Posted in Self development
Gratitude isn’t a new idea; most spiritual practices and philosophies emphasise gratitude and compassion for others. But in recent years gratitude has shifted from being an idea to a concrete tool that people can use to become happier and healthier.
(Luna & I - Christmas 2019)
However it is practiced, gratitude isn’t a blindly optimistic approach in which the bad things in life are whitewashed or ignored. It’s more a matter of where we put our focus and attention. Yes, pain and injustice and cruelty exist in this world. Politics is increasingly divided. The difference in the well-off and the poorest appears to be growing. But when we really focus on the gifts of life, we can gain a feeling of well-being.
Throughout the year I keep a Gratitude Jar. In there I write down those moments that’s I’m so grateful for – big or small. There are some days or weeks when I might not – I just forget, it’s easy to revert to old patterns - but then something always reminds me. The jar sits on my windowsill in my office with little squares of paper so I can easily jot down my gratitude and pop it in the jar. It can be a sunny day or a conversation with a friend.
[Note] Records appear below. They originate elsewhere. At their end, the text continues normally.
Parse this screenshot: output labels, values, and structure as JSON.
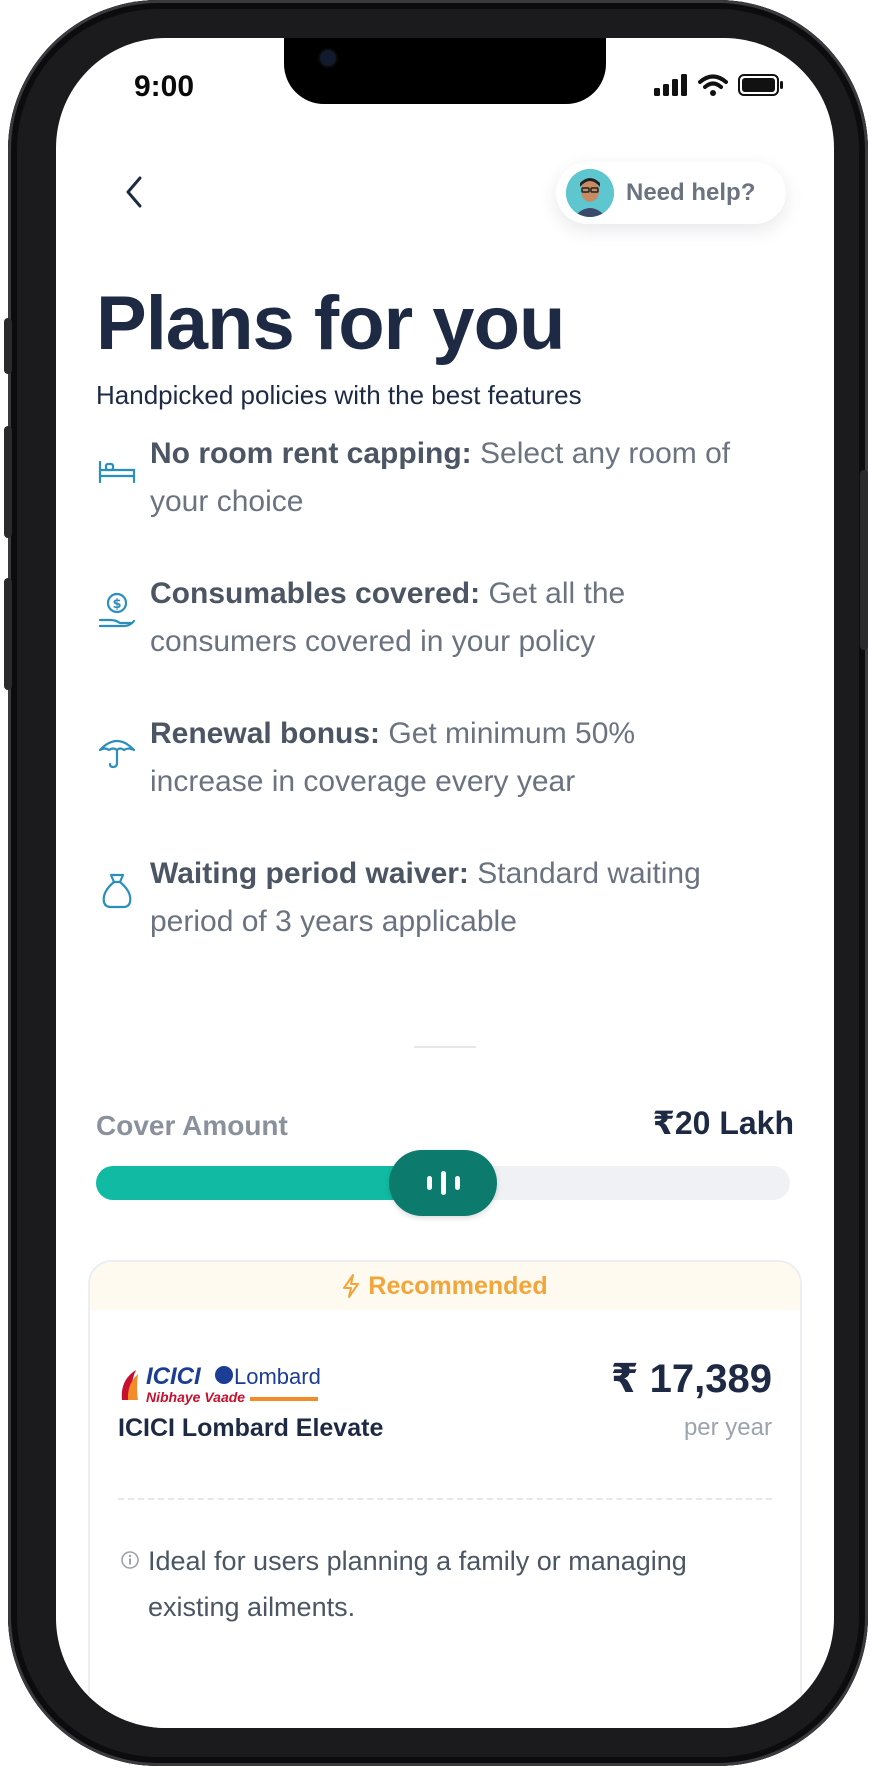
{
  "status_bar": {
    "time": "9:00"
  },
  "header": {
    "help_label": "Need help?"
  },
  "page": {
    "title": "Plans for you",
    "subtitle": "Handpicked policies with the best features"
  },
  "features": [
    {
      "icon": "bed-icon",
      "title": "No room rent capping:",
      "description": " Select any room of your choice"
    },
    {
      "icon": "money-hand-icon",
      "title": "Consumables covered:",
      "description": " Get all the consumers covered in your policy"
    },
    {
      "icon": "umbrella-icon",
      "title": "Renewal bonus:",
      "description": " Get minimum 50% increase in coverage every year"
    },
    {
      "icon": "money-bag-icon",
      "title": "Waiting period waiver:",
      "description": " Standard waiting period of 3 years applicable"
    }
  ],
  "cover": {
    "label": "Cover Amount",
    "value": "₹20 Lakh",
    "slider_fraction": 0.5
  },
  "plan_card": {
    "badge": "Recommended",
    "logo": {
      "brand": "ICICI",
      "brand2": "Lombard",
      "tagline": "Nibhaye Vaade"
    },
    "name": "ICICI Lombard Elevate",
    "price": "₹ 17,389",
    "price_period": "per year",
    "info": "Ideal for users planning a family or managing existing ailments."
  },
  "colors": {
    "accent": "#11bba3",
    "accent_dark": "#0c7a6c",
    "title": "#1e2a44",
    "recommended": "#f2a53a",
    "icon": "#2a8fbd"
  }
}
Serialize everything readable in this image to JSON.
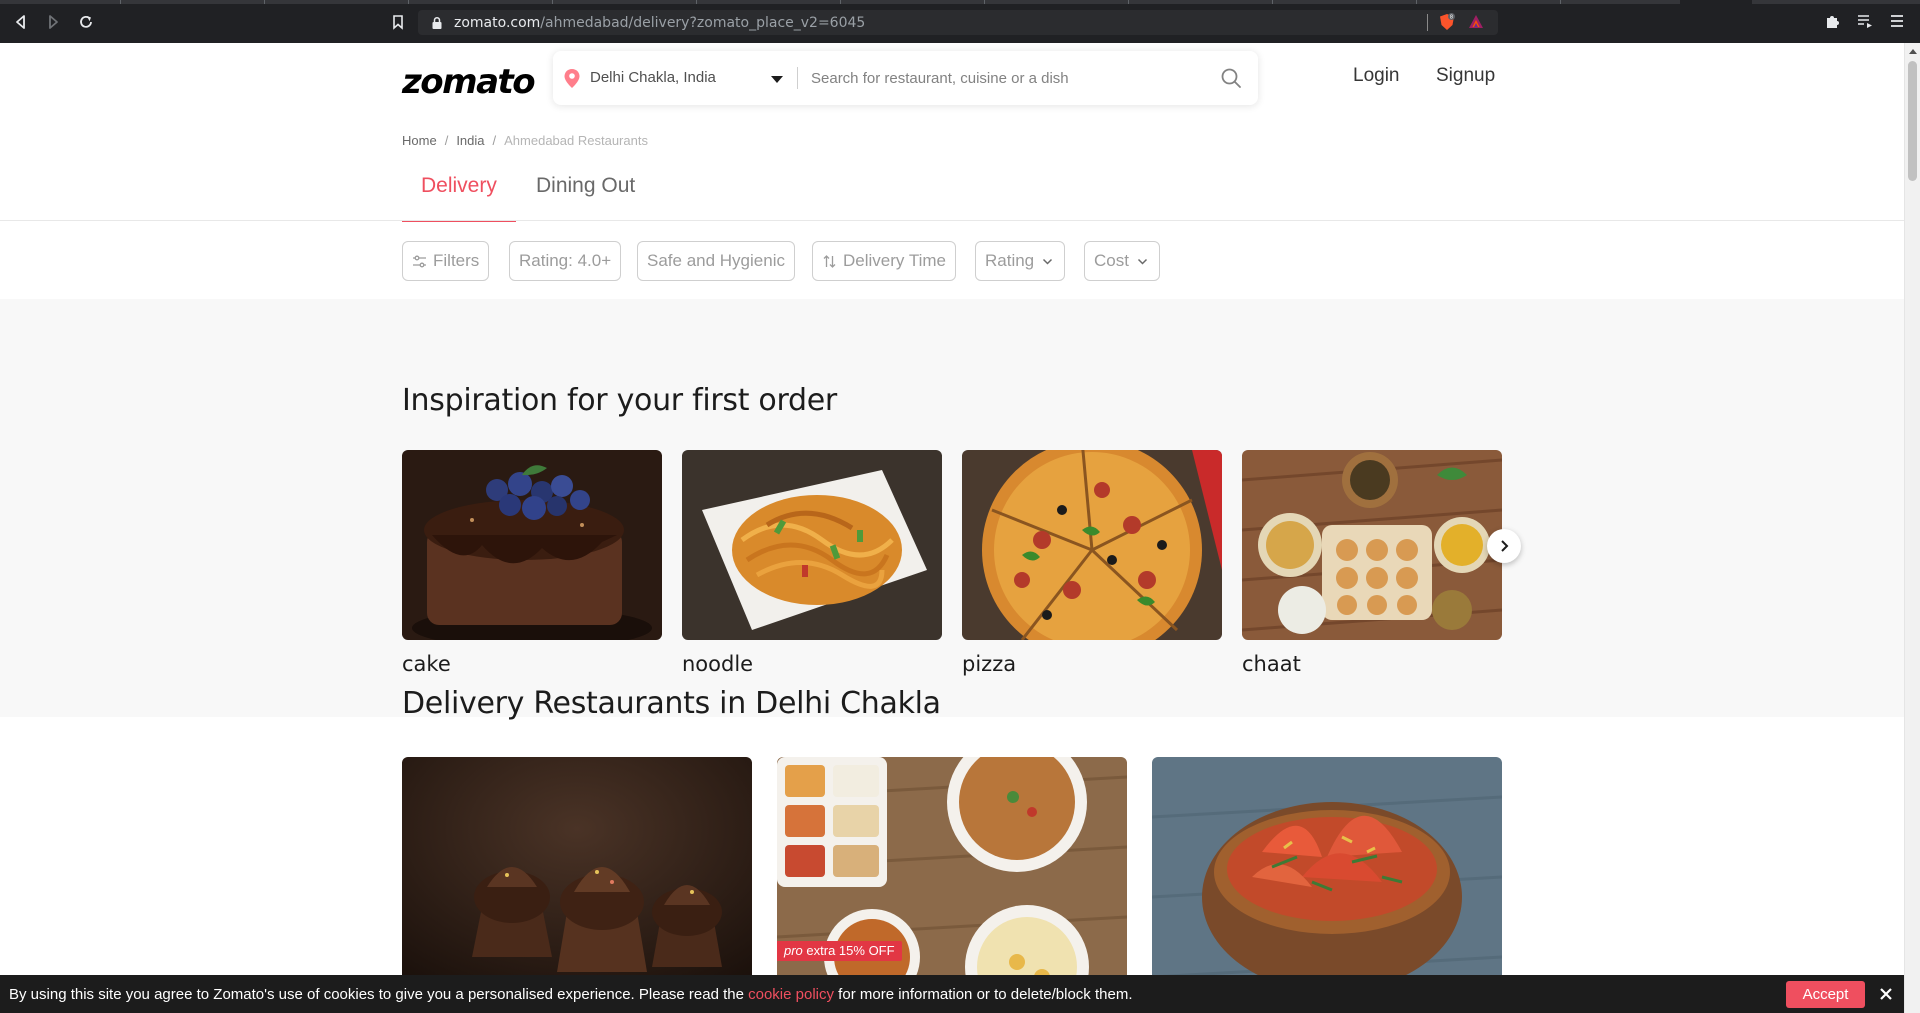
{
  "browser": {
    "url_host": "zomato.com",
    "url_path": "/ahmedabad/delivery?zomato_place_v2=6045",
    "shield_count": "8",
    "icons": [
      "back-icon",
      "forward-icon",
      "reload-icon",
      "bookmark-icon",
      "lock-icon",
      "brave-shield-icon",
      "rewards-icon",
      "extensions-icon",
      "playlist-icon",
      "menu-icon"
    ]
  },
  "header": {
    "logo": "zomato",
    "location": "Delhi Chakla, India",
    "search_placeholder": "Search for restaurant, cuisine or a dish",
    "login": "Login",
    "signup": "Signup"
  },
  "breadcrumb": {
    "items": [
      "Home",
      "India",
      "Ahmedabad Restaurants"
    ],
    "separator": "/"
  },
  "tabs": [
    {
      "label": "Delivery",
      "active": true
    },
    {
      "label": "Dining Out",
      "active": false
    }
  ],
  "filters": [
    "Filters",
    "Rating: 4.0+",
    "Safe and Hygienic",
    "Delivery Time",
    "Rating",
    "Cost"
  ],
  "inspiration": {
    "title": "Inspiration for your first order",
    "items": [
      "cake",
      "noodle",
      "pizza",
      "chaat"
    ]
  },
  "delivery": {
    "title": "Delivery Restaurants in Delhi Chakla",
    "badge_pro": "pro",
    "badge_text": "extra 15% OFF"
  },
  "cookie": {
    "text_before": "By using this site you agree to Zomato's use of cookies to give you a personalised experience. Please read the ",
    "link": "cookie policy",
    "text_after": " for more information or to delete/block them.",
    "accept": "Accept"
  },
  "colors": {
    "brand": "#ef4f5f",
    "text": "#1c1c1c",
    "badge": "#e23744"
  }
}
Between Christmas and New Year I sit by the fire and open my jar for the year just coming to an end. It’s so wonderful to remember the people, events or memories that I was grateful for throughout the year. It’s something that I so look forward to as I’ve generally forgotten what I put in my jar. A very nourishing activity.
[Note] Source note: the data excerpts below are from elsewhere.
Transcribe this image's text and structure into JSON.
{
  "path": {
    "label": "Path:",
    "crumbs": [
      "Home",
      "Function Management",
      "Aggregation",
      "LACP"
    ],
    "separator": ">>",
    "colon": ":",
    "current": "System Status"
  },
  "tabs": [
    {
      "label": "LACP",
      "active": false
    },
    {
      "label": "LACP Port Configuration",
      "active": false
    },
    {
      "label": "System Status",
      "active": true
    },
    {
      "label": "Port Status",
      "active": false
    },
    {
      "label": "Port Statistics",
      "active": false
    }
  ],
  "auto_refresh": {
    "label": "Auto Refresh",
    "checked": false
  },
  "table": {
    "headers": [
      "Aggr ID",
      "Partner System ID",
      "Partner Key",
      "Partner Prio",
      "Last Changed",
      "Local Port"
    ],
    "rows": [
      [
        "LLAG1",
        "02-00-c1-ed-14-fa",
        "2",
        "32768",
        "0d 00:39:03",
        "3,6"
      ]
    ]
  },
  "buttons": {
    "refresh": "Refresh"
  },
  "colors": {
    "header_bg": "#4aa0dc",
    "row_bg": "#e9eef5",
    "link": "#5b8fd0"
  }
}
In the last couple of years I’ve also had a ‘wishes’ jar (or as I am calling – my Intentions Jar). After I’ve cleared my gratitude jar, I open this jar. This one is created a year ago and rarely is anything added to the jar– although sometimes in January I may think of a couple more to add in. It’s left on my windowsill. Again its wonderful surprise to see what my ‘wishes’ or Intentions were for the coming year. Also whether they happened! In the past, a few wishes have gone back again into the jar, a wish or intention for the coming year.
I’ve realised that intentions are much more powerful than ‘wishes’. For me, wishes now seems too ‘light’ as if I don’t really believe they can come true. After seeing Lynn McTaggart (author of ‘The field’ and ‘the Power of Eight’ - catch her online) speak in the last couple of years and reading much more about the power of intention, I feel intention is much more powerful. As Lynn, an investigative journalist writes in ‘The Power of Eight’ - ‘how do you prove something that defies every law that you’ve been taught? What if your entire premise is outside the bounds of what is known or observable? What if you were trying to locate the mathematical equation for a miracle?’ The Power of Intention.
Whether you treat the jars as fun or allocate more meaning, it’s a wonderful exercise for this time of year and the forthcoming year. I encourage you to create gratitude and Wish/Intentions jars. Gratitude can be a daily practise and it can be an enriching practise especially for January which can feel a less joyous month.
May you be clear on your intentions for 2020 and grateful for what it brings to you.